Breaking down the above git command, it is being instructed to clone a repository, but only the top-level of the master branch, as there is no sense getting any of the history from the repository when we are simply just compiling it for ourselves. The git:// protocol URI is an important detail in the command as when you use the git protocol URI you are able to specify the depth to download. The last part of the command overrides the name of the folder which the repository will be downloaded too.

GIT Command To Download Ubuntu 17.04 Source
Getting the kernel source code

This process should take less than 5 minutes assuming you get to use the git protocol version. The git protocol requires specific ports to be open. If your current network arrangement has them blocked, you will see timeouts occur. The fallback is to use the HTTP method (the same command just swap the URL for a HTTP/HTTPS git repository address). You will also not be able to set a depth with the HTTP method. Sadly, this backup method could take a long time.

Step 3 – kernel Configuration

To save yourself an incredible amount of time, it is recommended that you do not create a configuration from the ground up. Instead, copy your systems existing configuration and change it to your needs.  Copying the existing configuration can be done by issuing the following command:

sudo cp /boot/config-`uname -r` .config

The uname part outputs the operating system name, with the added -r  flag outputting the release information. In the above command, we use the outputted string to identify the appropriately named configuration file to copy over.

Step 4 – Upgrade The Config

Most likely the config you have copied was from an earlier version of the kernel and as such it will need to be upgraded to reflect the changes of the downloaded source code. Thankfully, there is an upgrade path, one command that saves the day:

sudo make oldconfig

A quick interactive set of dialogues will appear on the screen. When in doubt, just hit enter. Your configuration will now be compliant with the kernel build process.

Step 5 – Interactive Menu Config

Kernel configuration frontend
Visually configuring the kernel

It’s at this point that we can all take a moment to be thankful that some ambitious developers years ago implemented a GUI frontend to the Linux kernel configuration process. Otherwise, you would be stuck text editing config files spending exponentially more time on this process. The menu has almost all the configuration settings of the kernel and the features to include in it. You will need to use the keyboard arrow keys to navigate around the options, using the left and right arrows to select to save, exit, etc.

sudo make menuconfig

Step 6 – Build It

All that prep work comes down to this command. If everything works, it will look like the image below for a while. If you are working with a virtual machine, I would suggest increasing the CPU allocation temporarily to speed up this process.

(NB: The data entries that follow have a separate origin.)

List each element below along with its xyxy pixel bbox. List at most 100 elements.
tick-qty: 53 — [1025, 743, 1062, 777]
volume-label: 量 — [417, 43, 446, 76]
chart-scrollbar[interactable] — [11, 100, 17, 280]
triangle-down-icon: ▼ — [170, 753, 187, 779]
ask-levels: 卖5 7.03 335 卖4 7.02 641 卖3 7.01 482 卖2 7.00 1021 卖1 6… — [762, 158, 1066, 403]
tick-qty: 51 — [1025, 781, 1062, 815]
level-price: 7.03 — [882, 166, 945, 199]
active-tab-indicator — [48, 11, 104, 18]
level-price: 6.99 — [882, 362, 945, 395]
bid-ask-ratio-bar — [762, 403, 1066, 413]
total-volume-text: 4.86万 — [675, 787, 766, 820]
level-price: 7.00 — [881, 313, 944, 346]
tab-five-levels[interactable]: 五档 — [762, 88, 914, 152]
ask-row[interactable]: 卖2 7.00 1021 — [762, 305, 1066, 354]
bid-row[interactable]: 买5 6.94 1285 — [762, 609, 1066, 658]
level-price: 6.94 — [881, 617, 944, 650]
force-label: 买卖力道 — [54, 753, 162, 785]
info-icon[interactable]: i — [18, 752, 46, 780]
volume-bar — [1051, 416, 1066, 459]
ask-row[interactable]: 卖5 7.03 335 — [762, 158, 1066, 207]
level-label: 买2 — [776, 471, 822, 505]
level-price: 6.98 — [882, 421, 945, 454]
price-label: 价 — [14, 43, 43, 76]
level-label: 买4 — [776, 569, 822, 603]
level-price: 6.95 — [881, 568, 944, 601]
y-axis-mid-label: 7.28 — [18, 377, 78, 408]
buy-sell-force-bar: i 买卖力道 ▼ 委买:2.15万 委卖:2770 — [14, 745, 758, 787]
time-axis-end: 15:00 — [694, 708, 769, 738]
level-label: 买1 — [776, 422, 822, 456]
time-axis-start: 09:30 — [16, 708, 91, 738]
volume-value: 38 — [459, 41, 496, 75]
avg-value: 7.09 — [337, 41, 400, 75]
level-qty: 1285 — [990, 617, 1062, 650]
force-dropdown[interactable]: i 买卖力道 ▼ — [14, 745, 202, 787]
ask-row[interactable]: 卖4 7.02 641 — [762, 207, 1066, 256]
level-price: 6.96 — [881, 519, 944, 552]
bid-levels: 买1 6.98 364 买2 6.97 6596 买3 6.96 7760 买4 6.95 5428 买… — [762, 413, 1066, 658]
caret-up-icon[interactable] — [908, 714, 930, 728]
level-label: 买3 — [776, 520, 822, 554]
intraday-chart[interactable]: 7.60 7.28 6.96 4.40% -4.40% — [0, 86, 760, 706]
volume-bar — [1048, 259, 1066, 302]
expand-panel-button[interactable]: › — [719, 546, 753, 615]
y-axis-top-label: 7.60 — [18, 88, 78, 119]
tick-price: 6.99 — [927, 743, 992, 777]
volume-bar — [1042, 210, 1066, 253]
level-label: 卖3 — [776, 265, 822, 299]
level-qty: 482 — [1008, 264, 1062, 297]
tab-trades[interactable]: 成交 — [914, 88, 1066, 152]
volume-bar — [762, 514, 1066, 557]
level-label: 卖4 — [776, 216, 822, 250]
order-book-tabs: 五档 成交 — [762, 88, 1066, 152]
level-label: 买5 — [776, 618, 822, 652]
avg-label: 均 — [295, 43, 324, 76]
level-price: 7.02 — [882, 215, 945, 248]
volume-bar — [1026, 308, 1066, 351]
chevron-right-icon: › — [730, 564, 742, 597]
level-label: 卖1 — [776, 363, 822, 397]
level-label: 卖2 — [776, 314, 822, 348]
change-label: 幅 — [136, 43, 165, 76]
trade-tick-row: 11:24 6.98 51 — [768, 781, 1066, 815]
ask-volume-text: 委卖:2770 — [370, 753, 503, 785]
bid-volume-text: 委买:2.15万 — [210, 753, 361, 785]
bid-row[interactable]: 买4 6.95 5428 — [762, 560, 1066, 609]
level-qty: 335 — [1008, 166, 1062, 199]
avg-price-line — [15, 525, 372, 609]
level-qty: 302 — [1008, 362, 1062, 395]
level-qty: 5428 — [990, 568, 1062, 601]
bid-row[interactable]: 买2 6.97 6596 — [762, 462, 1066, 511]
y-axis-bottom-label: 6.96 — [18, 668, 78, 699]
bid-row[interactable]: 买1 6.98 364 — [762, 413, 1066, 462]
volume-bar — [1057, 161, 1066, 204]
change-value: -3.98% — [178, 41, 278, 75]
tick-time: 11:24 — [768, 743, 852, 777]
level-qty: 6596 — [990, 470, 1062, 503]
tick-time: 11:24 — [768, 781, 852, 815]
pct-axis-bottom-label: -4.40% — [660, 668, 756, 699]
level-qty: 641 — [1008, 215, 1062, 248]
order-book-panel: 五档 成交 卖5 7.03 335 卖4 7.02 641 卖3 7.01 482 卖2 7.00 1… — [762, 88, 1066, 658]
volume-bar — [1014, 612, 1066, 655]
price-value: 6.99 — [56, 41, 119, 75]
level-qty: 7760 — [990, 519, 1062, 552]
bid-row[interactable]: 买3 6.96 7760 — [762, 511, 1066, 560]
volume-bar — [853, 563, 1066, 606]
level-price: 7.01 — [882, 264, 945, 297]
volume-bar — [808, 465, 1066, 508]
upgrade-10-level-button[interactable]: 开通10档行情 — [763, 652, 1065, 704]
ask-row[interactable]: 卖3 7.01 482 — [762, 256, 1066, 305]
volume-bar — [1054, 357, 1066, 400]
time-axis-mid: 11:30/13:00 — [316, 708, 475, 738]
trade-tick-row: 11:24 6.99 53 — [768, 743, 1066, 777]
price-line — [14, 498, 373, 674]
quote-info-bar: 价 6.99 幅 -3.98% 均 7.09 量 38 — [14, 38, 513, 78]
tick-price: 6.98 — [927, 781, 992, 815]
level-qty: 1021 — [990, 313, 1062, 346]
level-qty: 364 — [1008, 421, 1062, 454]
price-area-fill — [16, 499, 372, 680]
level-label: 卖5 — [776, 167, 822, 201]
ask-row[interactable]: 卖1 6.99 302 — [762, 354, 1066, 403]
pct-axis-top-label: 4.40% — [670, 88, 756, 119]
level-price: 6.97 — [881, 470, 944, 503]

sudo make -j `getconf _NPROCESSORS_ONLN` deb-pkg LOCALVERSION=-theforgottenkernel

The command breaks down into issuing the make command, with the -j argument (number of concurrent jobs) being fulfilled by a getconf variable. It then tells it to package it as a Debian package and finally appends “-theforgottenkernel” to the kernel version.

Ubuntu kernel compiling
Kernel compilation process

Step 7 – Ship It!

When you finally notice that it has finished compiling, the last step is to install the new kernel. Note that the packages are actually in the parent folder of the source code.

sudo dpkg –i *.deb
Installation of a new kernel
Install the new kernel

Once it is in place all you need to do is restart and cross your fingers.

Takeaway

As time passes by these steps may become out of date, the process should stay similar. With your proven build pipeline you can go back and further customize the kernel. Load your own modules, remove components that are not needed, etc.